Wherever I turn, there’s Mary

Dr Mary Gillham was an extraordinary naturalist. When she died in 2013, at the grand age of 91, she left her massive archive of biological sightings and information, slides and diaries to SEWBReC, the South East Wales Biodiversity Records Centre. With the help of a two-year Heritage Lottery grant, SEWBReC has begun the ‘Dedicated Naturalist’ Project to decipher, digitise and record Mary’s material, and to ensure her incredible achievements are known and recognised.

Since I first heard about Mary Gillham at a SEWBReC biological recorders’ training course on 15 February 2016, she seems to pop up wherever I go.

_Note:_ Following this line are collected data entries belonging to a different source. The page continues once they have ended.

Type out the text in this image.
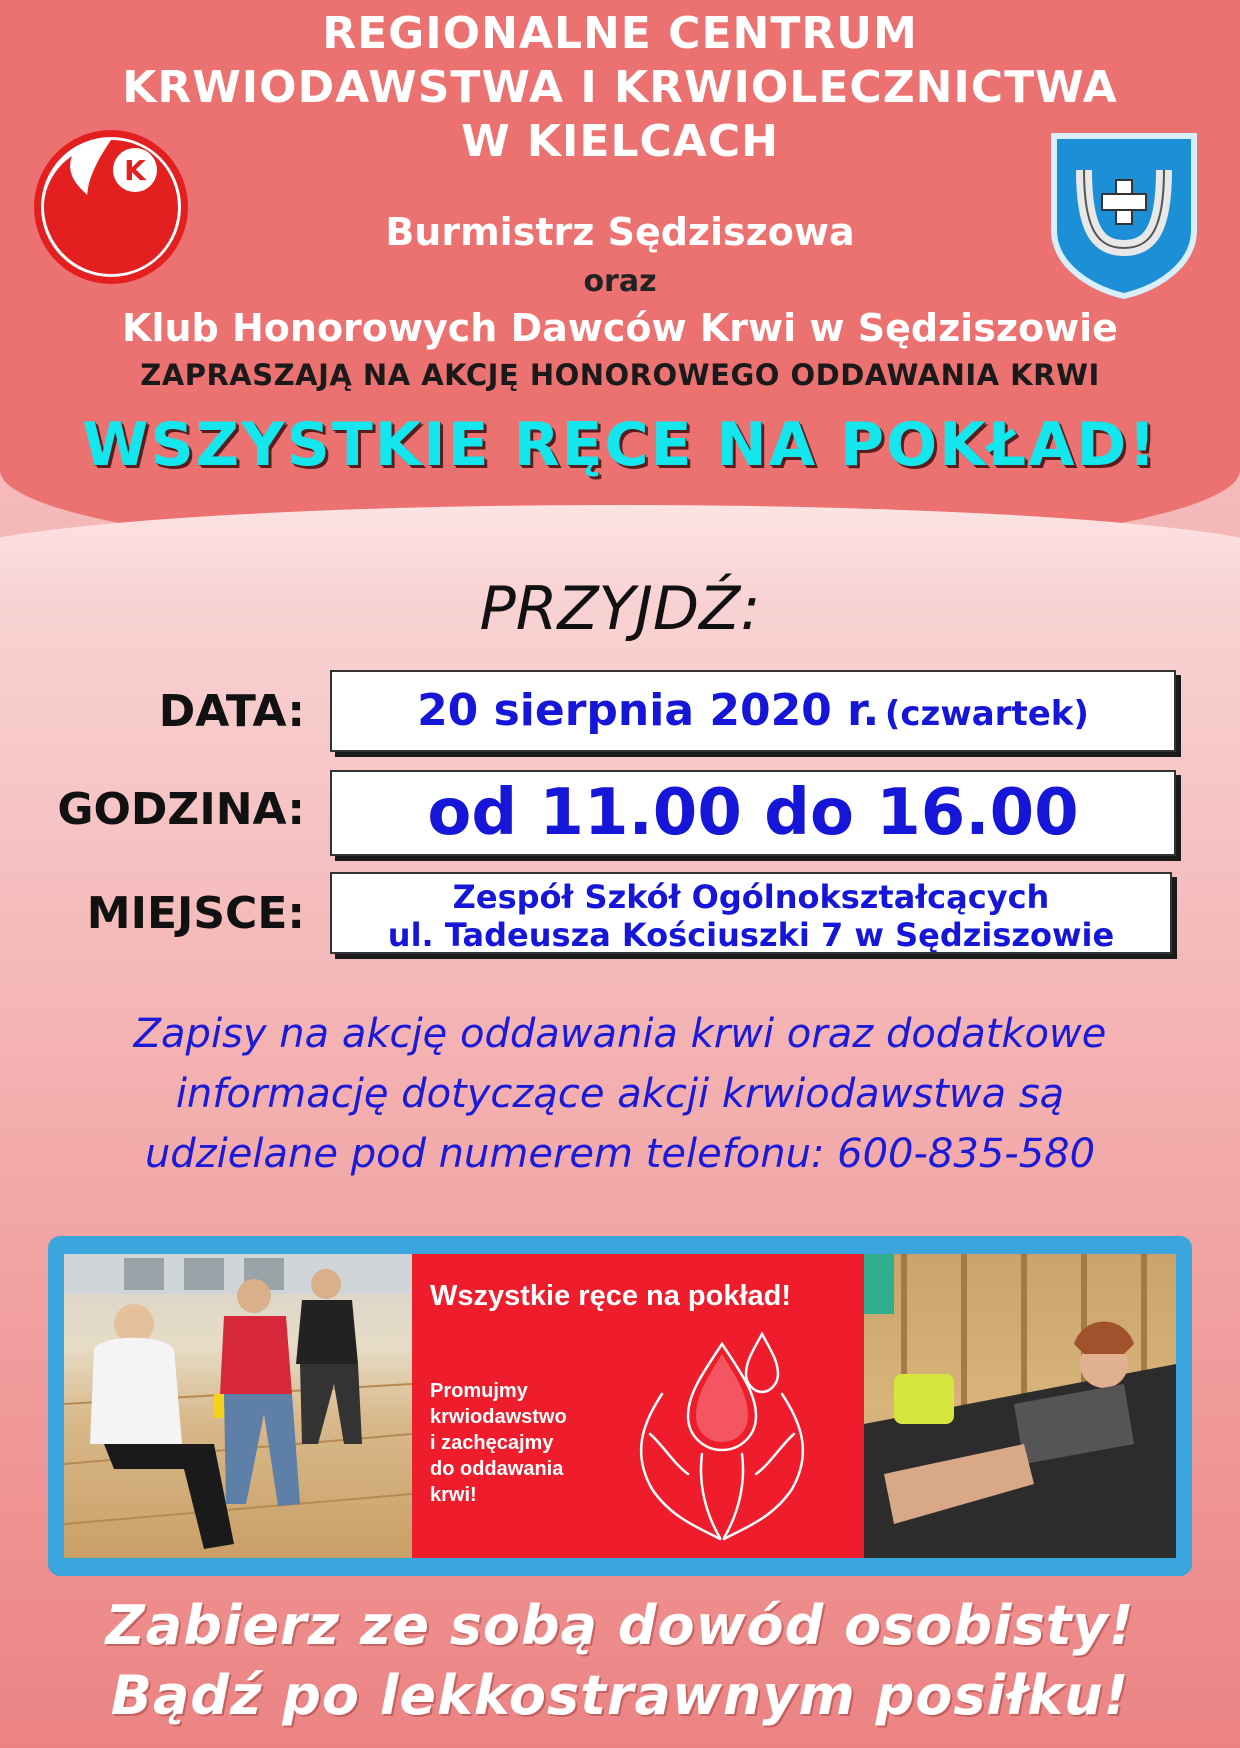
REGIONALNE CENTRUM
KRWIODAWSTWA I KRWIOLECZNICTWA
W KIELCACH
K
Burmistrz Sędziszowa
oraz
Klub Honorowych Dawców Krwi w Sędziszowie
ZAPRASZAJĄ NA AKCJĘ HONOROWEGO ODDAWANIA KRWI
WSZYSTKIE RĘCE NA POKŁAD!
PRZYJDŹ:
DATA:	20 sierpnia 2020 r. (czwartek)
GODZINA:	od 11.00 do 16.00
MIEJSCE:	Zespół Szkół Ogólnokształcących
ul. Tadeusza Kościuszki 7 w Sędziszowie
Zapisy na akcję oddawania krwi oraz dodatkowe
informację dotyczące akcji krwiodawstwa są
udzielane pod numerem telefonu: 600-835-580
Wszystkie ręce na pokład!
Promujmy
krwiodawstwo
i zachęcajmy
do oddawania
krwi!
Zabierz ze sobą dowód osobisty!
Bądź po lekkostrawnym posiłku!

That's Al in the centre of this photo, wearing the black beanie
The Thursday after the course I went and chatted to Al Reeve, the project officer, about volunteering on the project, and I started my first day’s volunteer work on the 23rd. But, even before I got started, Mary began appearing in my life. I mentioned the voluntary work in an email to a friend and he replied:

Dr.Mary was a lovely character, amazingly knowledgeable. When I first started working at Forest Farm, she gave me a lot of advice about the area around the farmhouse; and about what species were rare in the general area (so what we might want to plant/seed "out and about"). Would pop in and chat to volunteers from time to time about matters wildlifery. Top woman, ever so helpful.

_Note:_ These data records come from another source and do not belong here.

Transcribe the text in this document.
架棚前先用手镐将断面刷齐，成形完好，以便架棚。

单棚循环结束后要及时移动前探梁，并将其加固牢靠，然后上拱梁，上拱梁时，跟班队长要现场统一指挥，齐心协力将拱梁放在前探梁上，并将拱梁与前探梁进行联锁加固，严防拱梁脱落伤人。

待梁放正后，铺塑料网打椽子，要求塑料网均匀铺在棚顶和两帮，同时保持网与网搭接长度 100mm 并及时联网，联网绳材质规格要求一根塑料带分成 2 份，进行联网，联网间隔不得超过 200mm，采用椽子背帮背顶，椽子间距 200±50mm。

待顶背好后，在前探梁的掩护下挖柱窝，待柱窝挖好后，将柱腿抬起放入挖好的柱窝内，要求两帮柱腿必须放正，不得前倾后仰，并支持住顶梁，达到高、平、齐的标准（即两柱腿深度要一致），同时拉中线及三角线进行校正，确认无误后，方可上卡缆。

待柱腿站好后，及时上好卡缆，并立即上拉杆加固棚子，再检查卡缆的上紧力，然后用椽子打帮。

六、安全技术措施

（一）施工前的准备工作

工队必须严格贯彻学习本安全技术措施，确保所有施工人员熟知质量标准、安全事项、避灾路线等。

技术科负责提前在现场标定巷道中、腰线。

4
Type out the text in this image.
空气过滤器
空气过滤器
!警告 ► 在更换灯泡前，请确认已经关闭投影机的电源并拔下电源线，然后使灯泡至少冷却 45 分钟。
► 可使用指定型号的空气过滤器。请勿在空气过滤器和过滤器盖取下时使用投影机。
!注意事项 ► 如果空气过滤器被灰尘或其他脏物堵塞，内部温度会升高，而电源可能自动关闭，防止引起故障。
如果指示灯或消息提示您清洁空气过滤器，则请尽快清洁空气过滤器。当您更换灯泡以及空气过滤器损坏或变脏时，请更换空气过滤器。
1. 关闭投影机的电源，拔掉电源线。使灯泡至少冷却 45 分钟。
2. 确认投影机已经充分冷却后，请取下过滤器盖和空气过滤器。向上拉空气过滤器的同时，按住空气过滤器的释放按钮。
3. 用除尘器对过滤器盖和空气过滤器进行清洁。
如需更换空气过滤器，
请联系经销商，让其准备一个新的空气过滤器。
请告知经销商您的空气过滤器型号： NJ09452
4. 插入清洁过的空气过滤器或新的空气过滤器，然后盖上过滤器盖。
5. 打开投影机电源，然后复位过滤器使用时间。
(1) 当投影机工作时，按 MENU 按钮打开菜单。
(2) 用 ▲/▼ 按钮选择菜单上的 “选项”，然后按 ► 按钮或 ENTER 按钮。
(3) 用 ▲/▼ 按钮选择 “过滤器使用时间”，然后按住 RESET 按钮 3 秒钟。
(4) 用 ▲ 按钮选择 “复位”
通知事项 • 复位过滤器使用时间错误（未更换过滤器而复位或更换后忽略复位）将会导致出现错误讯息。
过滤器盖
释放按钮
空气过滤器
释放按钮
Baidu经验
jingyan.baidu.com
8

On my first day I was reading Mary’s diary of her time in New Zealand and almost immediately came across the name of an author I had worked with during my publishing career in Auckland. I contacted her to see what she could remember of Mary and this was her response:

… I do remember she did pretty well out of Massey and New Zealand. She got herself appointed warden (Matron we said then) at Moginie – free board and lodging – but she didn’t mean to be there too much – she was away on the Cook St islands as much as possible researching the effects of seabirds on coastal vegetation or something.

Coltsfoot re-wilding the paths at Cardiff Bay

When I’m out walking I seem to find myself involuntarily walking in Mary’s footsteps. On a glorious spring day in mid March I went for a wander around Cardiff Bay and found myself thinking Mary would be delighted to see that wildflowers are re-wilding the man-made paths of gravels and concrete where her records show wildflowers once grew in abundance. On Good Friday I was walking the Taff Trail, the section from the Castle Street bridge down to the bay, and couldn’t help but check if the plants I had been transcribing from Mary’s records the previous Tuesday were still growing there. (They weren’t.)

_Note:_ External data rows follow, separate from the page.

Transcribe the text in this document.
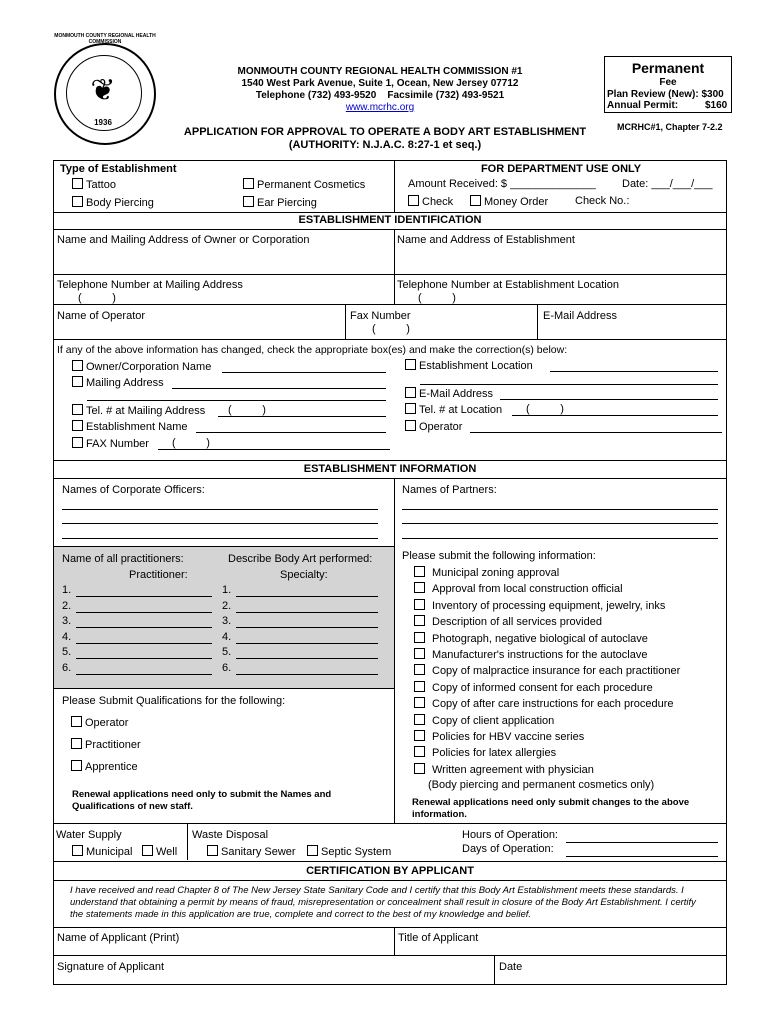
❦
1936
MONMOUTH COUNTY REGIONAL HEALTH COMMISSION
MONMOUTH COUNTY REGIONAL HEALTH COMMISSION #1
1540 West Park Avenue, Suite 1, Ocean, New Jersey 07712
Telephone (732) 493-9520 Facsimile (732) 493-9521
www.mcrhc.org
APPLICATION FOR APPROVAL TO OPERATE A BODY ART ESTABLISHMENT
(AUTHORITY: N.J.A.C. 8:27-1 et seq.)
Permanent
Fee
Plan Review (New): $300
Annual Permit:	$160
MCRHC#1, Chapter 7-2.2
Type of Establishment
Tattoo
Body Piercing
Permanent Cosmetics
Ear Piercing
FOR DEPARTMENT USE ONLY
Amount Received: $ ______________ Date: ___/___/___
Check	Money Order Check No.:
ESTABLISHMENT IDENTIFICATION
Name and Mailing Address of Owner or Corporation	Name and Address of Establishment
Telephone Number at Mailing Address
(          )
Telephone Number at Establishment Location
(          )
Name of Operator	Fax Number
(          )
E-Mail Address
If any of the above information has changed, check the appropriate box(es) and make the correction(s) below:
Owner/Corporation Name
Mailing Address
Tel. # at Mailing Address (          )
Establishment Name
FAX Number (          )
Establishment Location
E-Mail Address
Tel. # at Location (          )
Operator
ESTABLISHMENT INFORMATION
Names of Corporate Officers:	Names of Partners:
Name of all practitioners:
Practitioner:
Describe Body Art performed:
Specialty:
1.	1.
2.	2.
3.	3.
4.	4.
5.	5.
6.	6.
Please Submit Qualifications for the following:
Operator
Practitioner
Apprentice
Renewal applications need only to submit the Names and Qualifications of new staff.
Please submit the following information:
Municipal zoning approval
Approval from local construction official
Inventory of processing equipment, jewelry, inks
Description of all services provided
Photograph, negative biological of autoclave
Manufacturer's instructions for the autoclave
Copy of malpractice insurance for each practitioner
Copy of informed consent for each procedure
Copy of after care instructions for each procedure
Copy of client application
Policies for HBV vaccine series
Policies for latex allergies
Written agreement with physician
(Body piercing and permanent cosmetics only)
Renewal applications need only submit changes to the above information.
Water Supply
Municipal	Well
Waste Disposal
Sanitary Sewer	Septic System
Hours of Operation:
Days of Operation:
CERTIFICATION BY APPLICANT
I have received and read Chapter 8 of The New Jersey State Sanitary Code and I certify that this Body Art Establishment meets these standards. I understand that obtaining a permit by means of fraud, misrepresentation or concealment shall result in closure of the Body Art Establishment. I certify the statements made in this application are true, complete and correct to the best of my knowledge and belief.
Name of Applicant (Print)	Title of Applicant
Signature of Applicant	Date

Danish scurvygrass dominates the Taff embankment - not one Mary recorded
Last Saturday I went on a foray with my friends from the Glamorgan Fungi Club and there she was again. One of the women is a member of the Cardiff Naturalists Club (as was Mary) and was involved in sorting out all the unsold copies of Mary’s numerous publications after she passed away.

Mary Gillham in her later years
Our fungi club leader also told me that his mate Brian had been telling him stories about Mary recently over a pint or two at their local pub. It seems Brian had sometimes acted as Mary’s scribe when they were out walking and frequently got told off for not paying attention or not writing quickly enough.

And just yesterday I got this email from a local friend:

Mary Gillham is a name from the past!

When we moved to Cardiff I took courses at what was then the extra-mural department of the university, particularly picking out those with field courses. It seemed a good way to get to know the area - and it was. Geology was the best, led by John Perkins, who was also head of department. His field trips were in the summer, but he also led an informal group of walkers (the Hummocky Drifters) in the winter "so that they could get fit for the formal summer trips" ... and the winter rambles were free!

I can't claim to have known Mary, but she did come on some of John's field trips, because they often went to locations where the botany was good, too. I remember one occasion when John chided Mary, when the botany talks took up precious time meant for geology. But it was all good natured, as everyone enjoyed a wide range of interests and the social atmosphere was as important as the subject.

Mary, if you’re listening, I think this is just the beginning of a long journey together!